Under the provisions of 9 U.S.C. § 10(a)(3), an arbitration award is subject to challenge if the arbitrator was guilty of misconduct in refusing to postpone a hearing, in refusing to hear evidence, or in misbehaving in some other way. 9 U.S.C. § 10(a)(3); see also ARW Exploration Corp. v. Aguirre, 45 F.3d 1455, at 1463-64 (10th Cir. 1995) (noting that "9 U.S.C. § 10(a)(3) permits a court to vacate the arbitrator's award where the arbitrator refused to postpone a hearing upon sufficient cause shown."); see also Coastal Gen. Const. Servs., Inc. v. Virgin Islands Housing Auth., 238 F.Supp.2d 707, 709 (D.V.I. 2002) (finding that an arbitrator's refusal to postpone the hearing to allow a party to investigate an amended claim presented twenty-four hours before the hearing amounts to misconduct). The Tenth Circuit has interpreted this provision to mean that, under the FAA, parties are entitled to a fundamentally fair arbitration proceeding. Bowles Fin. Group, Inc. v. Stifel, Nicolaus & Co., 22 F.3d 1010, 1012-13 (10th Cir. 1994). A fundamentally fair hearing requires notice and an opportunity to be heard and to present relevant and material evidence before a decision maker. Id. An arbitrary denial of a reasonable request to postpone the hearing may serve as grounds to vacate an award under this provision. Fairchild & Co., Inc. v. Richmond, F. & P.R. Co., 516 F.Supp. 1305, 1313 (D.D.C.1981). Here, American Family does not know whether the arbitrator will agree to a request to postpone the arbitration so that American Family has time to adequately prepare. Moreover, American family does not know whether the arbitrator will agree with American Family's objections regarding how the arbitrators are chosen and where the arbitration takes place. Thus, the harm that American Family claims is not only speculative, but American Family has a legal right to challenge any arbitration award based on the untimeliness of Mr. Nero's notice. The Court therefore finds that American Family has failed to demonstrate irreparable injury.

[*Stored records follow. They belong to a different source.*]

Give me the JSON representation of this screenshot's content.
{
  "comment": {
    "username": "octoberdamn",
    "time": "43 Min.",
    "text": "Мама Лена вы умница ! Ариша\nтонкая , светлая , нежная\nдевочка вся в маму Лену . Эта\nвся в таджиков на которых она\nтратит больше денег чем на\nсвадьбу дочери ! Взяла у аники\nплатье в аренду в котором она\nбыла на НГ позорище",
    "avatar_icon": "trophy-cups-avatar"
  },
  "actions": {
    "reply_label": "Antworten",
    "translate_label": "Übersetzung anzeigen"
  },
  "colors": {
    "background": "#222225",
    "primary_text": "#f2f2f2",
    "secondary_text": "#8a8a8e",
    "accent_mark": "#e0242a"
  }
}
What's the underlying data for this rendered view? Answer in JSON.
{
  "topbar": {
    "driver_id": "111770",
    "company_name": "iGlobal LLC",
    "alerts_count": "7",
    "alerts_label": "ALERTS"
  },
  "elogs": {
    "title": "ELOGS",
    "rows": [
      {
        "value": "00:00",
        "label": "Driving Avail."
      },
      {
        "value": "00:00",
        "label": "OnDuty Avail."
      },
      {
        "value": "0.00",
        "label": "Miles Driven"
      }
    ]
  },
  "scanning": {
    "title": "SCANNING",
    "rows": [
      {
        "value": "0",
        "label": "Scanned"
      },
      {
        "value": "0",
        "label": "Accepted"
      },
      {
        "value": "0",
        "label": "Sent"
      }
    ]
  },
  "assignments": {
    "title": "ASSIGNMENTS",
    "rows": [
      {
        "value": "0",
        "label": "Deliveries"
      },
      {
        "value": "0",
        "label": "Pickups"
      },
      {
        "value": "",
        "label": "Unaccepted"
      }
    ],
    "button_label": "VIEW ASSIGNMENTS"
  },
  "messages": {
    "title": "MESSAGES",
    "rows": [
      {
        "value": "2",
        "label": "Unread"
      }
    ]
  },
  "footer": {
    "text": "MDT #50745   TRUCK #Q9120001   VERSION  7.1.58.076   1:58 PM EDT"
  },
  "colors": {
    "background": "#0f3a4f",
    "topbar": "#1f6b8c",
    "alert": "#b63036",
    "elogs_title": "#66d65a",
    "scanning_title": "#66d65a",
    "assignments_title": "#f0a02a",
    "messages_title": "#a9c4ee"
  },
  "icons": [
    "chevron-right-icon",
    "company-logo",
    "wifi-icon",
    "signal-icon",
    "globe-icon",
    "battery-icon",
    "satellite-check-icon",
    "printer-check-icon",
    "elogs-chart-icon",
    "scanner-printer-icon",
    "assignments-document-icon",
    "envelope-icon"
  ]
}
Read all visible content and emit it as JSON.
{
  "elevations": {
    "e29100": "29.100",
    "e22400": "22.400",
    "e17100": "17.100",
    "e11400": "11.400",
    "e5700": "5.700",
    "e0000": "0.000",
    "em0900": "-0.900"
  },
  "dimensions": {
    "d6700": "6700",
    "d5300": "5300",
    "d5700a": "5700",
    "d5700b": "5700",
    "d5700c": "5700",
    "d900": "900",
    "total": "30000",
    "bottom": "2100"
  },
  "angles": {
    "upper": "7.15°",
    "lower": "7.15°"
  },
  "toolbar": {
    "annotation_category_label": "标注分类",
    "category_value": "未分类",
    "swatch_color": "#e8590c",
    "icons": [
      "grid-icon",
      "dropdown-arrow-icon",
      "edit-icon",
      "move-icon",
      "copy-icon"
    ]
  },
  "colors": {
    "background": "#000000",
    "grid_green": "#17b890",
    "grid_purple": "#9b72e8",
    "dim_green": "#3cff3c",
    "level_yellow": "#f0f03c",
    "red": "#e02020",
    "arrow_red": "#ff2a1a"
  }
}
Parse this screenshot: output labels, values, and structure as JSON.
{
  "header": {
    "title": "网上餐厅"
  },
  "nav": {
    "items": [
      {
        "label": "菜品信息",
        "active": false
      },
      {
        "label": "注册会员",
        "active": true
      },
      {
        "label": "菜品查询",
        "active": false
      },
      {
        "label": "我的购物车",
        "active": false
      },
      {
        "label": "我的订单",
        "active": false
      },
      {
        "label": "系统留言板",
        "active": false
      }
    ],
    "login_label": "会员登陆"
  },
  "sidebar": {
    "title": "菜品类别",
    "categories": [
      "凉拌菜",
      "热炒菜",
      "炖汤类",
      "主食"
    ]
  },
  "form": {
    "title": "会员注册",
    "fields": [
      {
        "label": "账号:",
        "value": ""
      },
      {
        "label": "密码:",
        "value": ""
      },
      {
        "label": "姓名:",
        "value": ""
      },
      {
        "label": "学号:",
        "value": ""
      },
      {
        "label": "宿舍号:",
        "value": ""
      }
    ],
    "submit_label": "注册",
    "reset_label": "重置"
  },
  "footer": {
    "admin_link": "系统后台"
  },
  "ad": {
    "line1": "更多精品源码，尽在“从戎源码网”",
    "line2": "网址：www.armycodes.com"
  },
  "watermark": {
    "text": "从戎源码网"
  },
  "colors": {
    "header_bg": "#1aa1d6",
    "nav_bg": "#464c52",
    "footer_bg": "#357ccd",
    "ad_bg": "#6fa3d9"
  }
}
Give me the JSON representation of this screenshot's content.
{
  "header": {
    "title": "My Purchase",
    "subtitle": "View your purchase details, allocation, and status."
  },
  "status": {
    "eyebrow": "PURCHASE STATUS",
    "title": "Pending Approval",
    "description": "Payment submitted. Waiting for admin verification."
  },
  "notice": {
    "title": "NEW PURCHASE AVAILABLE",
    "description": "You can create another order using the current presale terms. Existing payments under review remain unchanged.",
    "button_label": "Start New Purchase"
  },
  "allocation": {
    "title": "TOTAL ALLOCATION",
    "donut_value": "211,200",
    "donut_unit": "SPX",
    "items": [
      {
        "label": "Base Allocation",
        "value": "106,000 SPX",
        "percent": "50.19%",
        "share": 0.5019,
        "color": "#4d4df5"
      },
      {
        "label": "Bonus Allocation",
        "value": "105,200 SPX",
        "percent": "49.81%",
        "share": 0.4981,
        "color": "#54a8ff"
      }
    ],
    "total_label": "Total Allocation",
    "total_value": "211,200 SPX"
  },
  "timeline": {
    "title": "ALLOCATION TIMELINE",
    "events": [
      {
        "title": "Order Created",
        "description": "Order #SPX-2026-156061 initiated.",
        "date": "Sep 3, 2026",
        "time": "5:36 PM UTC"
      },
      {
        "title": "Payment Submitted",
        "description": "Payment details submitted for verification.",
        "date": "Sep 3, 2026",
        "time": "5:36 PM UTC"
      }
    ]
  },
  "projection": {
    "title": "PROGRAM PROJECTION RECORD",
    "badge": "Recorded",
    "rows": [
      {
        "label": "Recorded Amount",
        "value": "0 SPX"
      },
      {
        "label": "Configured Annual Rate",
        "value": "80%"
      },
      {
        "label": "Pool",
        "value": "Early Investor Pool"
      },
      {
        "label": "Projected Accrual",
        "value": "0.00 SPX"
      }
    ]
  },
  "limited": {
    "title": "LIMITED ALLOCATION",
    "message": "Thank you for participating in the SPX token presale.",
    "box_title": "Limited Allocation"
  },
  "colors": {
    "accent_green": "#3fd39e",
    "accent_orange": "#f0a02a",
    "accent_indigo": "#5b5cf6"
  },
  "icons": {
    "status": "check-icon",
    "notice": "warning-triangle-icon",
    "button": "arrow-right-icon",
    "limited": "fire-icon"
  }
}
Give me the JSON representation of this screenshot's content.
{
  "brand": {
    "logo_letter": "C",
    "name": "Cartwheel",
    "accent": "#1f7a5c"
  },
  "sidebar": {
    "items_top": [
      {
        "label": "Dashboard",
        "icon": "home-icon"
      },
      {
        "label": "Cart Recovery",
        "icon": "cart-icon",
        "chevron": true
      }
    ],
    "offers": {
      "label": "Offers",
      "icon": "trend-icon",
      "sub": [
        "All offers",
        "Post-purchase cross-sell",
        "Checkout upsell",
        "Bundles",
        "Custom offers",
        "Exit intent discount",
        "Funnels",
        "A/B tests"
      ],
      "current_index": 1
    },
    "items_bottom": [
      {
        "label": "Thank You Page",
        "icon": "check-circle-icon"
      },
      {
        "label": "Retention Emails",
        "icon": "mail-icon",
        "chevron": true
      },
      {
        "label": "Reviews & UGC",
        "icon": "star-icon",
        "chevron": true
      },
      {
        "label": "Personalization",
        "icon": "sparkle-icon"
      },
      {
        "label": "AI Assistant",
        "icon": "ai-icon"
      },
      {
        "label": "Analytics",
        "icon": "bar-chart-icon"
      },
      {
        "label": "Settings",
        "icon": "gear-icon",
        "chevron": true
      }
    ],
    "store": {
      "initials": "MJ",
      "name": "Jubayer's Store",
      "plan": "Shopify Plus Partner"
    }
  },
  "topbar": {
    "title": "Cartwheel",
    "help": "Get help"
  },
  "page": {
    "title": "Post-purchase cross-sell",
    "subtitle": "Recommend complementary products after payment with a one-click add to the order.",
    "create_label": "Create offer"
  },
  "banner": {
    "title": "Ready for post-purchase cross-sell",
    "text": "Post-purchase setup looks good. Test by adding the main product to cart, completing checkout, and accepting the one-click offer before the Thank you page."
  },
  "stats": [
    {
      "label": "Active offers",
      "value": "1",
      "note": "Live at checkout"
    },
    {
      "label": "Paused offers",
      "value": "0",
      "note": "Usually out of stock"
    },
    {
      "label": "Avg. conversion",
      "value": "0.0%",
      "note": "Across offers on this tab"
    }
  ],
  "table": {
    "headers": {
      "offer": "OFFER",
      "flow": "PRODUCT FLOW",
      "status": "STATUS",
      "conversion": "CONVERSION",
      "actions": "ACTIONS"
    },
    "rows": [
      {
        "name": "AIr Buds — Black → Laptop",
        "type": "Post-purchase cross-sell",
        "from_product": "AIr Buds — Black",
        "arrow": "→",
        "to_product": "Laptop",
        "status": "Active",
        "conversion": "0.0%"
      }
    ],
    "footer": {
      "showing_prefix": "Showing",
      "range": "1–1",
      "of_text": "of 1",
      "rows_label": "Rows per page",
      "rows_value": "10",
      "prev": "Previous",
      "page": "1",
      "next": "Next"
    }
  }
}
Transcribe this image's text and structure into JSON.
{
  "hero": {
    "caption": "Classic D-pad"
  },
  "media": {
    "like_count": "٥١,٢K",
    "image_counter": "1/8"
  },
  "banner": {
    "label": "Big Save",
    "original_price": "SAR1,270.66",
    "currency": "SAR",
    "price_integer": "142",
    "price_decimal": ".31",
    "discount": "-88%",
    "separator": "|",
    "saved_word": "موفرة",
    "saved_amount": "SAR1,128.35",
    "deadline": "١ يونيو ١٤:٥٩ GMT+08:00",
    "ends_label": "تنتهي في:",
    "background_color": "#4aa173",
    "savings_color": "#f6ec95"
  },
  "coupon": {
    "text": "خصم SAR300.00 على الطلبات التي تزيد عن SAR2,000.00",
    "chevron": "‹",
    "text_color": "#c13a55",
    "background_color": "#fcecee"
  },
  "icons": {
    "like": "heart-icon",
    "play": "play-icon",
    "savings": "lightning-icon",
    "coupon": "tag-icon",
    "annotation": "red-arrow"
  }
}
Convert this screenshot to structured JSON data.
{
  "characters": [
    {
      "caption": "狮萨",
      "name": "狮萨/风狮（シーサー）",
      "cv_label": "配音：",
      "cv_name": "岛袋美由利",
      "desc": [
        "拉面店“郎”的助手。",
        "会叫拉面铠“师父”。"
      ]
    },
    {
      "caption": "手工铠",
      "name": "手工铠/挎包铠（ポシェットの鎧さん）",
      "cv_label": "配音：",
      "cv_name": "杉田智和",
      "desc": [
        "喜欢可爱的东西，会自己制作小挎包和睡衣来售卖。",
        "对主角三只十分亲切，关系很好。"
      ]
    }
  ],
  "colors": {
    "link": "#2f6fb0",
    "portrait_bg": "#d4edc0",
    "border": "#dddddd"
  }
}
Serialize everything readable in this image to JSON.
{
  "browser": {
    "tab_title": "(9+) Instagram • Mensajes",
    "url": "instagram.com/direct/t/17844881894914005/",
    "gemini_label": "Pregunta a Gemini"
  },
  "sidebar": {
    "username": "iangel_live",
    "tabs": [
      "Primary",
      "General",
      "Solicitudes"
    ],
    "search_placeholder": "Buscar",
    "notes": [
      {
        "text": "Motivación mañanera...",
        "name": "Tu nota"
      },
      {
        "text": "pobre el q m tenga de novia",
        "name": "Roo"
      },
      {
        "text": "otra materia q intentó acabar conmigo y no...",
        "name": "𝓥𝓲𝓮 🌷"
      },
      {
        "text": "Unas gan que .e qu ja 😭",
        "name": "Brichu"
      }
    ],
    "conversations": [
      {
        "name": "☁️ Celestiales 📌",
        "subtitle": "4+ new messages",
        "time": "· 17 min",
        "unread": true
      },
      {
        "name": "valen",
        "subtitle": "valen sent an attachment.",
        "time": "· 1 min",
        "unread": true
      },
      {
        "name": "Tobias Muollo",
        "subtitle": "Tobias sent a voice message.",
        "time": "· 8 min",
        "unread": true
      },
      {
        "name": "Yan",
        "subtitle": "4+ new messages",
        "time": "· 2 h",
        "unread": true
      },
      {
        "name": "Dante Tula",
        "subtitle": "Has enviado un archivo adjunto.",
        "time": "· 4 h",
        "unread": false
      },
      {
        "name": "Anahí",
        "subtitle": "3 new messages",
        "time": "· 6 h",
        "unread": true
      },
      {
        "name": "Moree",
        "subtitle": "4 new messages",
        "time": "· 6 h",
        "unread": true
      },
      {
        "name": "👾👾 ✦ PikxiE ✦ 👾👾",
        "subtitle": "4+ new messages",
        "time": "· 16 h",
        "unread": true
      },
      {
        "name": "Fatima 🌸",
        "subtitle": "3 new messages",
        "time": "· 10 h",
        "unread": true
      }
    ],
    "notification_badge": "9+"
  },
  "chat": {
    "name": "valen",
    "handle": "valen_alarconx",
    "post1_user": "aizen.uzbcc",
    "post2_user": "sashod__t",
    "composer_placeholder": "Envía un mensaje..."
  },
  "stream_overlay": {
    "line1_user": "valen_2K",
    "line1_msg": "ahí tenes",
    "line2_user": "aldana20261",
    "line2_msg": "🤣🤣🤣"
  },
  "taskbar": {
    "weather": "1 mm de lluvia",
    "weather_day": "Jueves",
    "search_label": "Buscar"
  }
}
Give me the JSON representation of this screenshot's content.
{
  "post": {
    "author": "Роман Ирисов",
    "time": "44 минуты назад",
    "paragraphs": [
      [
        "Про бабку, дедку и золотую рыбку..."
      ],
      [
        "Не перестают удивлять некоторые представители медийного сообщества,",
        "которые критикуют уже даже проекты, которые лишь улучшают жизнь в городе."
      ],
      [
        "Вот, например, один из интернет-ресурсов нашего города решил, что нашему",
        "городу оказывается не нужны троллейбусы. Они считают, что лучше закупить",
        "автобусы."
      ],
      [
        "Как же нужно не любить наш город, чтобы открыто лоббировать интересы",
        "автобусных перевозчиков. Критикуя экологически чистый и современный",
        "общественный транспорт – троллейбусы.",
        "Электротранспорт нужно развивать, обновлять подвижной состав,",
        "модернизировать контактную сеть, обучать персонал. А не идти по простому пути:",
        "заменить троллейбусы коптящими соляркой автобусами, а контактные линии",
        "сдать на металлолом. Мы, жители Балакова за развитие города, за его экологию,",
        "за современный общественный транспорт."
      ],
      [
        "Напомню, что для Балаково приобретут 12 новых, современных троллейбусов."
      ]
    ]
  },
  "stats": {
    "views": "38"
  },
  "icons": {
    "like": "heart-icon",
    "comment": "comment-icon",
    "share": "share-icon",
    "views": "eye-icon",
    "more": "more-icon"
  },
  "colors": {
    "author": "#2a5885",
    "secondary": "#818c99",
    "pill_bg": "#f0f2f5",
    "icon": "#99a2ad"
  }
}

By so finding, the Court does not reach the other factors of the inquiry because, absent a showing of irreparable harm, American Family does not provide sufficient support for the issuance of a TRO. See Ty, Inc. v. GMA Accessories, Inc., 132 F.3d 1167, 1172 (7th Cir. 1997) ("a plaintiff who cannot show any irreparable harm at all from the withholding of a preliminary injunction is not entitled to the injunction however strong his case on the merits, for he has no need for preliminary relief in such a case, no need therefore to short circuit the ordinary processes of the law.").

Therefore, it is

ORDERED that American Family's Motion for Temporary Restraining Order to Enjoin Arbitration Set for Monday, March 5, 2012 and Declaration in Support [Docket No. 38] is DENIED.